Feeling down and over

I hurt myself and anyone close. Don’t think I’ll ever be “heal” I’m worse than ever, and this is the umptheenth time I feel like this.

Got out of the house just to stop these stupid things I do to myself. Where did that come from? I haven’t done this since I was 23. Got some Scotch. My self harm game is on point. Wandering in the streets drinking. People are living lives in houses, homes filled with lights, kids doing homework, parents doing, well parenting I guess?

I don’t know why it’s so hard for me to feel okay. To be okay. For once. I don’t wanna be here. What difference does it make if I speak with u? I just keep doing what I do, I’m in a loop forever. Ashamed of reaching out to you. Great now I have one thing more to worry about. Ashamed of taking so much place in this universe. I’d like to go now please. This is not about you.

Things that people do like getting out of bed, going to work, I can barely. I do my best, trust me! Never missed work. I make my bed (when I come home). I try to make small talk... but in the end why does this life feel like an elephant has stepped on me?

And this is not about my abusive ex husband, not about my divorce, not about anyone.

It just feels like... the time has come and it’s freaking me out. I am scared. It gets harder each day. And I don’t believe anything. Don’t believe “it will get better” like I advice some folks on here sincerely. The strange thing is; how do I “know” what is right so well, but I CANNOT implement it to my own life?

I do not know why I keep contacting you, maybe it’s because I don’t have anyone else. Maybe it’s because you’re so easy to push and pull. You let me. And I use it. And I HaTE myself for it.
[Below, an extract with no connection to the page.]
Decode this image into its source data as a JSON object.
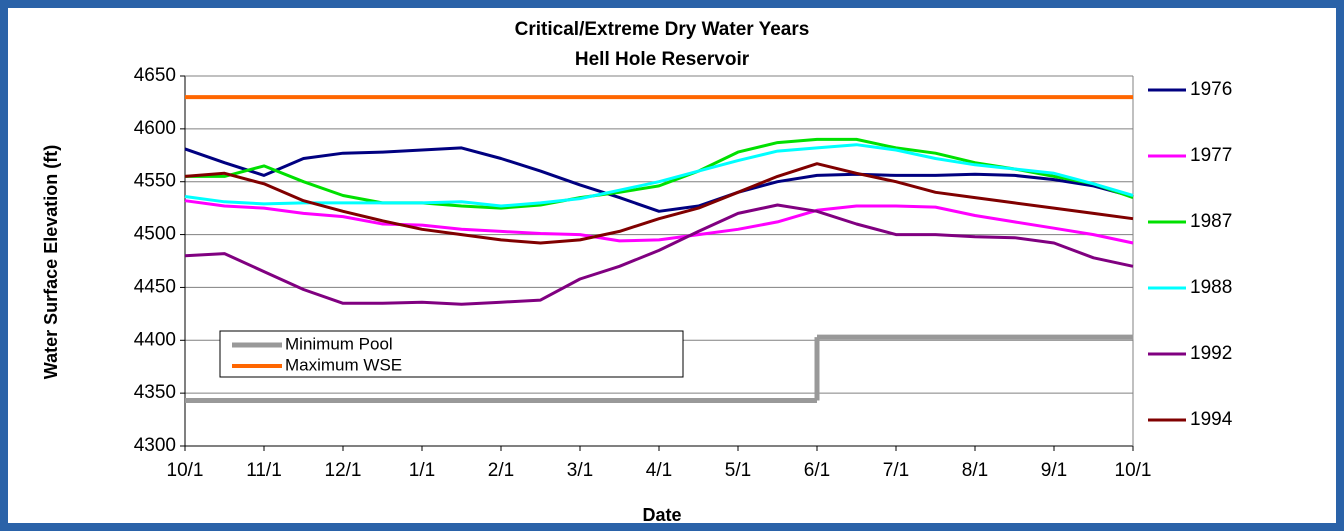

I hate everything. My house. The couch. The tv. These streets. My family. My mother.

It’s the saddest story for a human to not have somewhere to go. To escape. So that’s why I think the best place for me is the place where I am not. You don’t have to deal with me. Do yourself a favor and stay away from me, I’m no good. The only thing I can give my close ones is to thrill someone to pieces whenever they hear something from me. I just want to vanish.

If only no one saved me that day he was on top. If only the door was locked. I think that was my lucky break. Because how hard it is to go. How hard it is even though it’s the only thing you’ve ever wanted this much.